Osiris, mécène juif et nationaliste français

aux éditions ESTHÉTIQUES DU DIVERS

Remarque : Le site amazone indique par erreur la non disponibilité de l'ouvrage.

le livre est disponible sur le site des éditions Esthétiques du divers.

Osiris
Osiris Crédits : Dominique Jarassé - Radio France

Quatrième de couverture

Qu’y  a-t-il de commun entre offrir à l’État le château de Malmaison  restauré, ériger une statue de Jeanne d’Arc à Nancy ou de Guillaume Tell  à Lausanne, acheter un cru de Sauternes, collectionner les reliques  napoléoniennes, ouvrir pour les déshérités du port de Bordeaux un «  bateau-soupe », véritable ancêtre des « restos du Cœur », rêver de  restaurer le Temple de Jérusalem, et à défaut, financer une huitaine de  synagogues, de Paris à Tunis, ou encore léguer une trentaine de millions  à l’Institut Pasteur? 

Jeanne d'Arc par Frémiet (Nancy)
Jeanne d'Arc par Frémiet (Nancy) Crédits : Dominique Jarassé - Radio France

Ce sont quelques œuvres originales d’un homme, Daniel Iffla  (1825-1907), qui, sous le pseudonyme plus romanesque d’Osiris, voue sa  fortune de brillant financier au mécénat, selon une mystique incarnant  ses valeurs philanthropiques et nationalistes à travers un panthéon où  se croisent Moïse, Jeanne d’Arc, Napoléon, Pasteur…

Monument en l'honneur de Mesdames Boucicaut et Hirsch et de Louis Pasteur (Place Boucicaut, Paris)
Monument en l'honneur de Mesdames Boucicaut et Hirsch et de Louis Pasteur (Place Boucicaut, Paris) Crédits : Dominique Jarassé - Radio France

Mais c’est aussi une blessure profonde, un amour de jeunesse, qui lui  inspire ses fondations médicales et ce culte mélancolique de la  commémoration.
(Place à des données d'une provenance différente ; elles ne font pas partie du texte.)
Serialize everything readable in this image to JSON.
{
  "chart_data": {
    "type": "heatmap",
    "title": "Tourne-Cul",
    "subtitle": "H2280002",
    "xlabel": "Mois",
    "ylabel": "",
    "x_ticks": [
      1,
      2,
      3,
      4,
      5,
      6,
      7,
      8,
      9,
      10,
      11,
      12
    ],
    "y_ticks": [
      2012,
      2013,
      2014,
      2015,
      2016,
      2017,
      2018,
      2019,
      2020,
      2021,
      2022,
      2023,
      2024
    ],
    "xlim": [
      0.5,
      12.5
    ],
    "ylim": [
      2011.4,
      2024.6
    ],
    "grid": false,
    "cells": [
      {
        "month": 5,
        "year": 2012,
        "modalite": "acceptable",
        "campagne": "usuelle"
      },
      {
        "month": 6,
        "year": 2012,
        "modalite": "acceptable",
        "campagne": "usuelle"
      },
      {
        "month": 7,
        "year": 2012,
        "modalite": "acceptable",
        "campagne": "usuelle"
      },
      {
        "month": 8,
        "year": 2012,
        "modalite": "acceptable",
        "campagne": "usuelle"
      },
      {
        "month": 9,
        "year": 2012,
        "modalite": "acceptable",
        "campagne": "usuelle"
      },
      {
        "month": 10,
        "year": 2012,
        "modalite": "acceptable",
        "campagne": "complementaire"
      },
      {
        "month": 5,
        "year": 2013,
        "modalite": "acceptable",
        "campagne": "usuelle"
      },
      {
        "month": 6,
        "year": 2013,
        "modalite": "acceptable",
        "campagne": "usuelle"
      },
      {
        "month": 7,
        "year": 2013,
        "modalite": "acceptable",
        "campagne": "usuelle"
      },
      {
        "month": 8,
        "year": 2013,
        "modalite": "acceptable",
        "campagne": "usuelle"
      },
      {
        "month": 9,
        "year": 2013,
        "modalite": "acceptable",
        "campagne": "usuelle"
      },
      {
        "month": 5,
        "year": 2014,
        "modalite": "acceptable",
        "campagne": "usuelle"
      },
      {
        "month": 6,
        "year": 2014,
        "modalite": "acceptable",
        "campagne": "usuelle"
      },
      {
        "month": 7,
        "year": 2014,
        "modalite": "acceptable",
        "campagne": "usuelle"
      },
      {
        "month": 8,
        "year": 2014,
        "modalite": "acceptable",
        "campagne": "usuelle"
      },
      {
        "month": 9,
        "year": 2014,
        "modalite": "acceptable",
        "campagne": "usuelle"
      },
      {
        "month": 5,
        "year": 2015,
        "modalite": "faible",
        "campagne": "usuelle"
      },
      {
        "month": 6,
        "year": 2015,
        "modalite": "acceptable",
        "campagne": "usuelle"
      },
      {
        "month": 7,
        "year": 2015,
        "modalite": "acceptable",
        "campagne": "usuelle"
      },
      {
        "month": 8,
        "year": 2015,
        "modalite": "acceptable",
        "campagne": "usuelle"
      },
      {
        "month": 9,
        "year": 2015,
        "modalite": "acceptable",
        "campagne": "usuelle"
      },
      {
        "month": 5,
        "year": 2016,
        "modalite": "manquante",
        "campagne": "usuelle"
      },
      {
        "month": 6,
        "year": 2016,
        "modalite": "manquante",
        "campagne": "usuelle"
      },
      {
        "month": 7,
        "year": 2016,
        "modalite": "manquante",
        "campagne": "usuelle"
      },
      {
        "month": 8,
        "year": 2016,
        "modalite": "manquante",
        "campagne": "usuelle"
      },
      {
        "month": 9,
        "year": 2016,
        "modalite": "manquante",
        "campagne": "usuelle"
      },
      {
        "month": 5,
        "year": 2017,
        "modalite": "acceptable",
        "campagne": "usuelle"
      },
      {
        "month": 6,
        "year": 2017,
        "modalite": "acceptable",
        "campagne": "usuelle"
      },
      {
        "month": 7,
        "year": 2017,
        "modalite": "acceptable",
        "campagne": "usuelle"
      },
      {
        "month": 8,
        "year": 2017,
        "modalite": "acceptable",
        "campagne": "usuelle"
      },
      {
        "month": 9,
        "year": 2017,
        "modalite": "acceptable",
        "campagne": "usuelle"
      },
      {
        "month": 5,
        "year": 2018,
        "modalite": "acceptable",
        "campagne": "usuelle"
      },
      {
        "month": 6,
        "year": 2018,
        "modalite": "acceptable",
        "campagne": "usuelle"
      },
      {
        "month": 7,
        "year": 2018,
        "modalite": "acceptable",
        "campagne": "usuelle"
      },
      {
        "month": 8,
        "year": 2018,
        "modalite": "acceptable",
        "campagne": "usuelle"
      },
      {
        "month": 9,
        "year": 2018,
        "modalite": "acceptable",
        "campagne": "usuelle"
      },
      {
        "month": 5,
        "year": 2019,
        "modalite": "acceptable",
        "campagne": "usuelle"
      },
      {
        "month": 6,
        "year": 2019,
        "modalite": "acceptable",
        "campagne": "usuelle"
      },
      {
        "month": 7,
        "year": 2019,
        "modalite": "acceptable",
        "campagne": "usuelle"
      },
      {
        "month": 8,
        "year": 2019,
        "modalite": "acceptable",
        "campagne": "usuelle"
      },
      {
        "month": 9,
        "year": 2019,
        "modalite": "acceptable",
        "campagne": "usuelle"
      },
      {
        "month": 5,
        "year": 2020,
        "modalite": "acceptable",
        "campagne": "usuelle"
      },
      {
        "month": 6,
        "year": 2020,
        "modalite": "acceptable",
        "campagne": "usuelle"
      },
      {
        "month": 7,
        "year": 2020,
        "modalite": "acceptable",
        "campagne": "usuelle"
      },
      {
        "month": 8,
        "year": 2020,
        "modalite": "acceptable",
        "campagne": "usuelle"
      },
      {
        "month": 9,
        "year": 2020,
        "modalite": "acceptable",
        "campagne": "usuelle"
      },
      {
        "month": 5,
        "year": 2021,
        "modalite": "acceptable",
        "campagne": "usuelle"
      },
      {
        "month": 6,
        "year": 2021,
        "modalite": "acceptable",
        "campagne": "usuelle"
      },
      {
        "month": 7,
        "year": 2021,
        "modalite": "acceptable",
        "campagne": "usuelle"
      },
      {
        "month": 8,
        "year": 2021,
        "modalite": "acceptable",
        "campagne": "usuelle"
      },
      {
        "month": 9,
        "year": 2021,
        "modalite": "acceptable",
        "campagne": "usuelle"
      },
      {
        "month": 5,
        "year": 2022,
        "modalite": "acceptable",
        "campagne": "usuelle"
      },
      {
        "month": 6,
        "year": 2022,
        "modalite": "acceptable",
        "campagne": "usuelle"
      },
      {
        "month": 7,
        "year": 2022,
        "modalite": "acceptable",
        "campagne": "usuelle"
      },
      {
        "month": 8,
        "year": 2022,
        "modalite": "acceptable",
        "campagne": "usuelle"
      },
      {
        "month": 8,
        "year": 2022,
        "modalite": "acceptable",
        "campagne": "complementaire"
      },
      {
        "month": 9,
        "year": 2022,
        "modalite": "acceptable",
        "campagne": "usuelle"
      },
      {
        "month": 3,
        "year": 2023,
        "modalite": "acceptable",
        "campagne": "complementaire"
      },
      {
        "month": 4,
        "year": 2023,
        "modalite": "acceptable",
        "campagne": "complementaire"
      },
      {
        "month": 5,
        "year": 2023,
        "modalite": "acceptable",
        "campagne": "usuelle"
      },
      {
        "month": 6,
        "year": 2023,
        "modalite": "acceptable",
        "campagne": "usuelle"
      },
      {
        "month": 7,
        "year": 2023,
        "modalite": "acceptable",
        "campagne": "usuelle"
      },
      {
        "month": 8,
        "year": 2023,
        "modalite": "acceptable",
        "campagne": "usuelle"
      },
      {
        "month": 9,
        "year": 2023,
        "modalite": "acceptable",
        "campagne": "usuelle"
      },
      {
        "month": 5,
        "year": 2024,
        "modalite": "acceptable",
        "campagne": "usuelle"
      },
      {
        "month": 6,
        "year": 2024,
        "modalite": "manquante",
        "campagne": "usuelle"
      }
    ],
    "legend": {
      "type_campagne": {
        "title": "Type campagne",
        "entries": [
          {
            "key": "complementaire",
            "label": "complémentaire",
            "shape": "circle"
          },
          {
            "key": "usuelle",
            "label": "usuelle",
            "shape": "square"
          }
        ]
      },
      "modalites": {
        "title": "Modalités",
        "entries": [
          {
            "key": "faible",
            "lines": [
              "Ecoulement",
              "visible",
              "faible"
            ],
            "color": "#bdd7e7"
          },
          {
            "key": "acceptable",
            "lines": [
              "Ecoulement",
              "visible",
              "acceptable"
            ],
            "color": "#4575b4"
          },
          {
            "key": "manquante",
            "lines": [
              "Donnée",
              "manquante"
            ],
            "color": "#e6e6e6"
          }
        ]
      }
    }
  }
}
Romantique attardé dans la société de la Belle Époque,  dont il est néanmoins une figure brillante, Osiris conserve toute sa vie  le souvenir de sa femme morte en couches. Il n’écrit pas ses mémoires,  mais rédige une série de testaments qui laissent entrevoir les  sentiments qui l’animaient et les valeurs qu’il partageait avec un  siècle dominé par la foi en la science et en l’homme, combinée chez lui  avec une fidélité indéfectible au judaïsme et à sa patrie. 

Plaque de la place Osiris, Paris (2018)
Plaque de la place Osiris, Paris (2018) Crédits : Dominique Jarassé - Radio France

Dans cette biographie d’Osiris, un personnage romantique et énigmatique,  l'auteur propose une plongée dans les valeurs et les mythes du XIXe  siècle. Il montre de quelle manière le mécénat artistique, le  collectionnisme et la philanthropie soutiennent l’idéal de fidélité à la  nation et au judaïsme d’un homme qui avait pour devise « Dieu, Patrie,  Liberté »

Adresse du site des éditions "Esthétiques du divers"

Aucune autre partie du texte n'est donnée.